[Zum Zeugen gewandt:]
Ist Ihnen etwas von einem angeblichen, in dem tschechischen Bericht erwähnten Plan bekannt, die Tschechen in eine Arbeitermasse zu verwandeln und sie ihrer geistigen Elite zu berauben?
VON NEURATH: Nein, das kann höchstens ein Irrsinniger gewesen sein, der so was geäußert hat.
DR. VON LÜDINGHAUSEN: Die tschechische Anklageschrift beziehungsweise der Anklagebericht behauptet nun, daß durch Ihre Behörde beziehungsweise unter Ihrer Duldung und Gutheißung Zersetzungen und Ausplünderungen der tschechischen wissenschaftlichen Institute erfolgt wären. Auf Seite 58 des deutschen, Seite 55 des englischen Berichts der englischen Ausgabe des Berichts USSR-60 heißt es:
»Die Deutschen besetzten alle Hochschulen und wissenschaftlichen Institute. Sie bemächtigten sich sofort der wertvollen Apparate, Instrumente und wissenschaftlichen Einrichtungsgegenstände in den besetzten Instituten. Die wissenschaftlichen Bibliotheken wurden systematisch und methodisch geplündert. Wissenschaftliche Bücher und Filme wurden zerrissen oder fortgebracht, die Archive des Akademischen Senats – der höchsten Universitätsbehörde – wurden zerrissen oder verbrannt und die Kartotheken zerstört und in alle Winde zerstreut.«
Was können Sie uns dazu sagen?
VON NEURATH: Ich kann dazu nur sagen, von Plünderungen und Zerstörungen der geschilderten Art ist mir weder in Prag noch nachher etwas bekanntgeworden. Die tschechischen Hochschul-Institute sind zusammen mit den Universitäten auf Befehl Hitlers im Jahre 1939 geschlossen worden. Die Gebäude und Einrichtungen der Prager tschechischen Universität sind teilweise, soviel ich weiß, für die Zwecke der seinerzeit von Tschechen geschlossenen deutschen Universität zur Verfügung gestellt worden, da sie für tschechische wissenschaftliche Zwecke ja nach Schließung der Hochschulen nicht mehr Verwendung hatten.
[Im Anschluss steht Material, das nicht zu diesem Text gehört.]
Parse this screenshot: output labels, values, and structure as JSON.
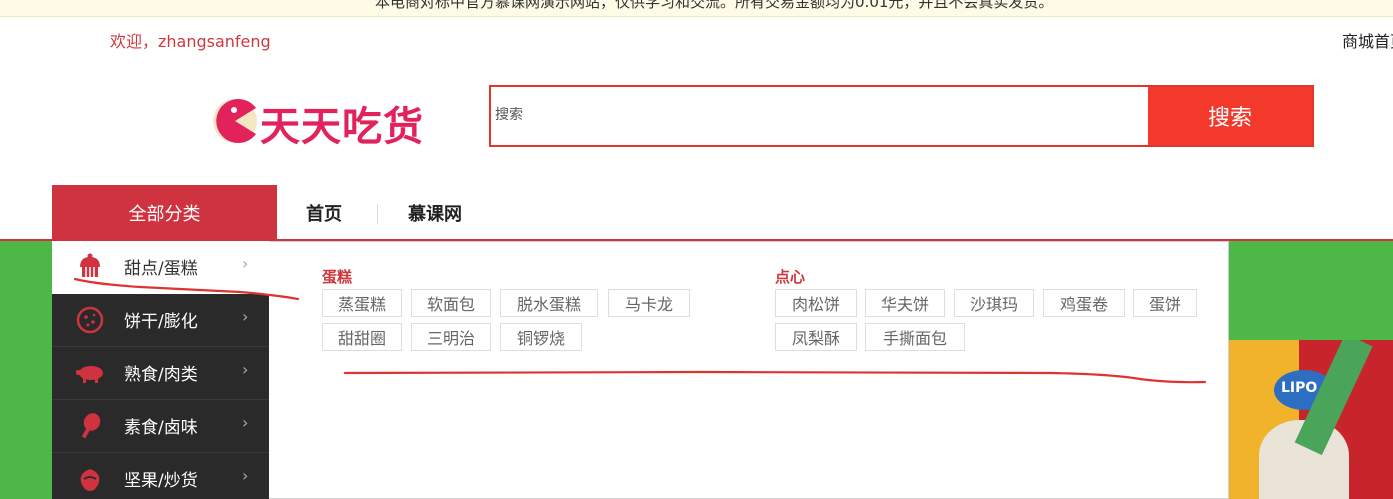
{
  "notice": {
    "text": "本电商对标中官方慕课网演示网站，仅供学习和交流。所有交易金额均为0.01元，并且不会真实发货。"
  },
  "header": {
    "welcome": "欢迎，zhangsanfeng",
    "home_link": "商城首页"
  },
  "logo": {
    "text": "天天吃货"
  },
  "search": {
    "placeholder": "搜索",
    "button_label": "搜索"
  },
  "nav": {
    "all_categories": "全部分类",
    "items": [
      {
        "label": "首页"
      },
      {
        "label": "慕课网"
      }
    ]
  },
  "sidebar": {
    "items": [
      {
        "label": "甜点/蛋糕",
        "icon": "cake-icon"
      },
      {
        "label": "饼干/膨化",
        "icon": "cookie-icon"
      },
      {
        "label": "熟食/肉类",
        "icon": "pig-icon"
      },
      {
        "label": "素食/卤味",
        "icon": "drumstick-icon"
      },
      {
        "label": "坚果/炒货",
        "icon": "nut-icon"
      }
    ]
  },
  "subcategories": {
    "groups": [
      {
        "title": "蛋糕",
        "tags": [
          "蒸蛋糕",
          "软面包",
          "脱水蛋糕",
          "马卡龙",
          "甜甜圈",
          "三明治",
          "铜锣烧"
        ]
      },
      {
        "title": "点心",
        "tags": [
          "肉松饼",
          "华夫饼",
          "沙琪玛",
          "鸡蛋卷",
          "蛋饼",
          "凤梨酥",
          "手撕面包"
        ]
      }
    ]
  },
  "promo": {
    "label": "LIPO"
  },
  "colors": {
    "brand": "#d03340",
    "search_button": "#f2392b",
    "sidebar_bg": "#2a2a2a",
    "banner_green": "#4db848"
  }
}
DR. VON LÜDINGHAUSEN: Ist Ihnen überhaupt etwas darüber bekannt...
VORSITZENDER: Ich habe diese Antwort nicht verstanden. Ich verstand: »Die Gebäude wurden zum Teil deutschen Universitäten, die von den Tschechen geschlossen worden waren, zur Verfügung gestellt.«
VON NEURATH: In Prag. In Prag existierte die älteste deutsche Universität; die war von den Tschechen nach dem letzten Krieg geschlossen worden und nach der Gründung des Protektorats wieder eröffnet; und für diese deutsche Universität wurden, soviel ich weiß, teilweise diese Einrichtungen und Gebäude verwendet.
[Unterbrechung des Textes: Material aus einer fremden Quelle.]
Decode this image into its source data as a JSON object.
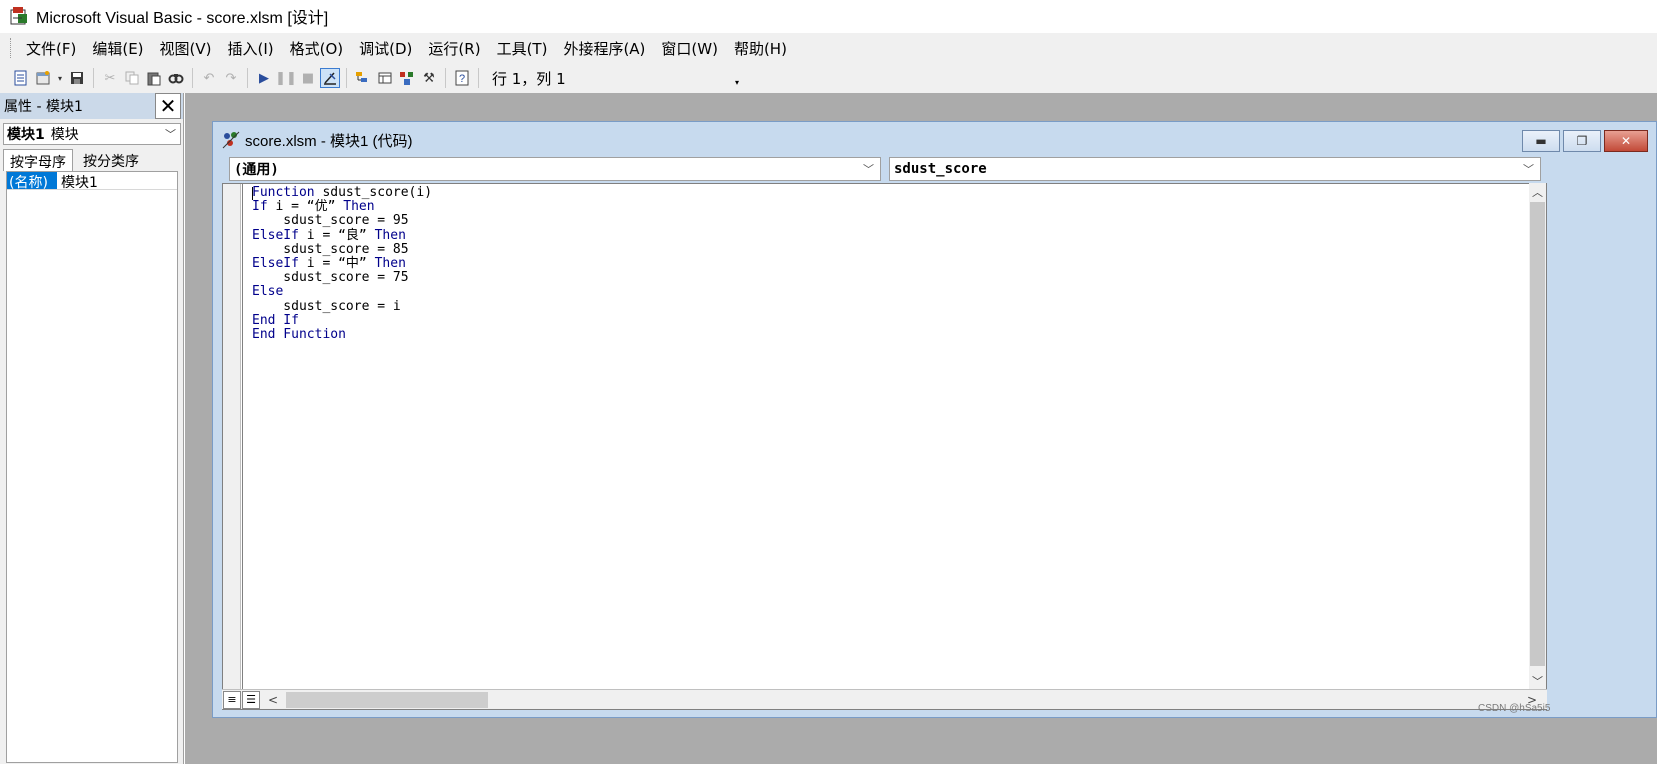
{
  "window": {
    "title": "Microsoft Visual Basic - score.xlsm [设计]",
    "icon": "vba-app-icon"
  },
  "menu": [
    {
      "label": "文件(F)"
    },
    {
      "label": "编辑(E)"
    },
    {
      "label": "视图(V)"
    },
    {
      "label": "插入(I)"
    },
    {
      "label": "格式(O)"
    },
    {
      "label": "调试(D)"
    },
    {
      "label": "运行(R)"
    },
    {
      "label": "工具(T)"
    },
    {
      "label": "外接程序(A)"
    },
    {
      "label": "窗口(W)"
    },
    {
      "label": "帮助(H)"
    }
  ],
  "toolbar": {
    "position": "行 1，列 1",
    "buttons": [
      "view-excel-icon",
      "insert-module-icon",
      "save-icon",
      "cut-icon",
      "copy-icon",
      "paste-icon",
      "find-icon",
      "undo-icon",
      "redo-icon",
      "run-icon",
      "break-icon",
      "reset-icon",
      "design-mode-icon",
      "project-explorer-icon",
      "properties-window-icon",
      "object-browser-icon",
      "toolbox-icon",
      "help-icon"
    ]
  },
  "properties": {
    "title": "属性 - 模块1",
    "object_name": "模块1",
    "object_type": "模块",
    "tabs": [
      "按字母序",
      "按分类序"
    ],
    "rows": [
      {
        "key": "(名称)",
        "value": "模块1"
      }
    ]
  },
  "code_window": {
    "title": "score.xlsm - 模块1 (代码)",
    "object_combo": "(通用)",
    "procedure_combo": "sdust_score",
    "lines": [
      {
        "kw": "Function",
        "text": " sdust_score(i)"
      },
      {
        "kw": "If",
        "text": " i = “优” ",
        "kw2": "Then"
      },
      {
        "kw": "",
        "text": "    sdust_score = 95"
      },
      {
        "kw": "ElseIf",
        "text": " i = “良” ",
        "kw2": "Then"
      },
      {
        "kw": "",
        "text": "    sdust_score = 85"
      },
      {
        "kw": "ElseIf",
        "text": " i = “中” ",
        "kw2": "Then"
      },
      {
        "kw": "",
        "text": "    sdust_score = 75"
      },
      {
        "kw": "Else",
        "text": ""
      },
      {
        "kw": "",
        "text": "    sdust_score = i"
      },
      {
        "kw": "End If",
        "text": ""
      },
      {
        "kw": "End Function",
        "text": ""
      }
    ]
  },
  "watermark": "CSDN @hSa5i5",
  "colors": {
    "keyword": "#00008b",
    "selection": "#0078d7",
    "mdi_background": "#ababab",
    "window_frame": "#c7daee"
  }
}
VORSITZENDER: Fahren Sie fort.
DR. VON LÜDINGHAUSEN: Ist Ihnen sonst überhaupt etwas über das Fortbringen von wissenschaftlichen Einrichtungen, Sammlungen, Kunstwerken und dergleichen bekanntgeworden?
VON NEURATH: Der einzige Fall, der mir bekanntgeworden ist, betraf die Fortschaffung von historisch wertvollen alten Gobelins aus dem Maltese-Palais in Prag. Diese würden durch einen Angehörigen des Auswärtigen Amtes in Berlin angeblich auf Weisung des Protokollchefs weggeschafft, und zwar nachts, heimlich, und ohne mein oder meiner Behörde Wissen. Ich habe mich sofort, als ich davon erfuhr, beim Auswärtigen Amt bemüht und die sofortige Rückgabe verlangt. Ob dies erfolgt ist, weiß ich nicht, das war erst im Jahre 1941, und inzwischen hatte ich Prag verlassen.
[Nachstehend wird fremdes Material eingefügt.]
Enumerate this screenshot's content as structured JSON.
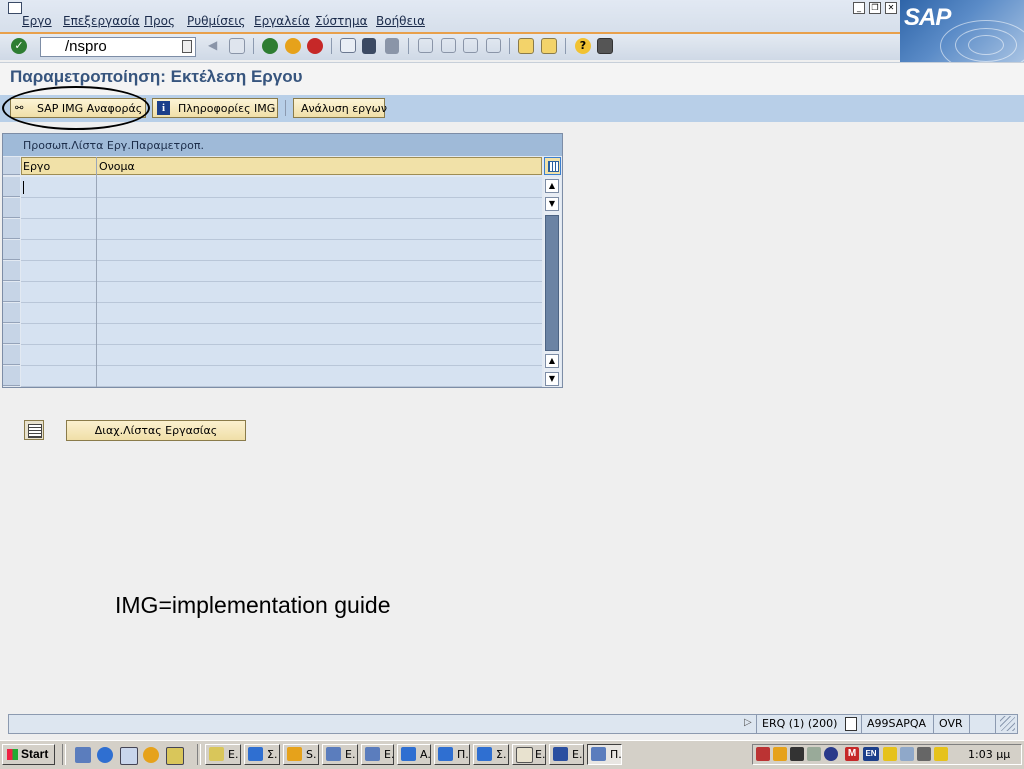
{
  "menu": [
    "Εργο",
    "Επεξεργασία",
    "Προς",
    "Ρυθμίσεις",
    "Εργαλεία",
    "Σύστημα",
    "Βοήθεια"
  ],
  "logo_text": "SAP",
  "command_field": {
    "value": "/nspro"
  },
  "page_title": "Παραμετροποίηση: Εκτέλεση Εργου",
  "app_toolbar": {
    "sap_img_reference": "SAP IMG Αναφοράς",
    "img_info": "Πληροφορίες IMG",
    "project_analysis": "Ανάλυση εργων"
  },
  "table": {
    "title": "Προσωπ.Λίστα Εργ.Παραμετροπ.",
    "columns": [
      "Εργο",
      "Ονομα"
    ],
    "rows": [
      "",
      "",
      "",
      "",
      "",
      "",
      "",
      "",
      "",
      ""
    ]
  },
  "worklist_button": "Διαχ.Λίστας Εργασίας",
  "caption": "IMG=implementation guide",
  "status": {
    "system": "ERQ (1) (200)",
    "server": "A99SAPQA",
    "mode": "OVR"
  },
  "taskbar": {
    "start": "Start",
    "tasks": [
      "E.",
      "Σ.",
      "S.",
      "E.",
      "E.",
      "A.",
      "Π.",
      "Σ.",
      "E.",
      "E.",
      "Π."
    ],
    "tray_lang": "EN",
    "clock": "1:03 μμ"
  },
  "icons": {
    "toolbar": [
      "check-icon",
      "back-icon",
      "exit-icon",
      "cancel-icon",
      "print-icon",
      "find-icon",
      "find-next-icon",
      "first-page-icon",
      "prev-page-icon",
      "next-page-icon",
      "last-page-icon",
      "new-session-icon",
      "shortcut-icon",
      "help-icon",
      "layout-icon"
    ]
  },
  "colors": {
    "title": "#37557e",
    "accent": "#e8a04b",
    "app_toolbar": "#b8cfe8"
  }
}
DR. VON LÜDINGHAUSEN: Ich darf hier...
VON NEURATH: Von sonstigen Vorfällen weiß ich nichts. Im übrigen habe ich durch ein besonderes Verbot die Verbringung von Kunstwerken aus dem Protektorat nach dem Reich verboten.
DR. VON LÜDINGHAUSEN: Ich darf hierzu vorlegen einen Auszug aus der Vernehmung des früheren Staatssekretärs Frank vom 10. Juni 1945. Es ist dies Nummer 154 meines Dokumentenbuches Nummer V, und ich darf bitten, von dieser Aussage Kenntnis zu nehmen.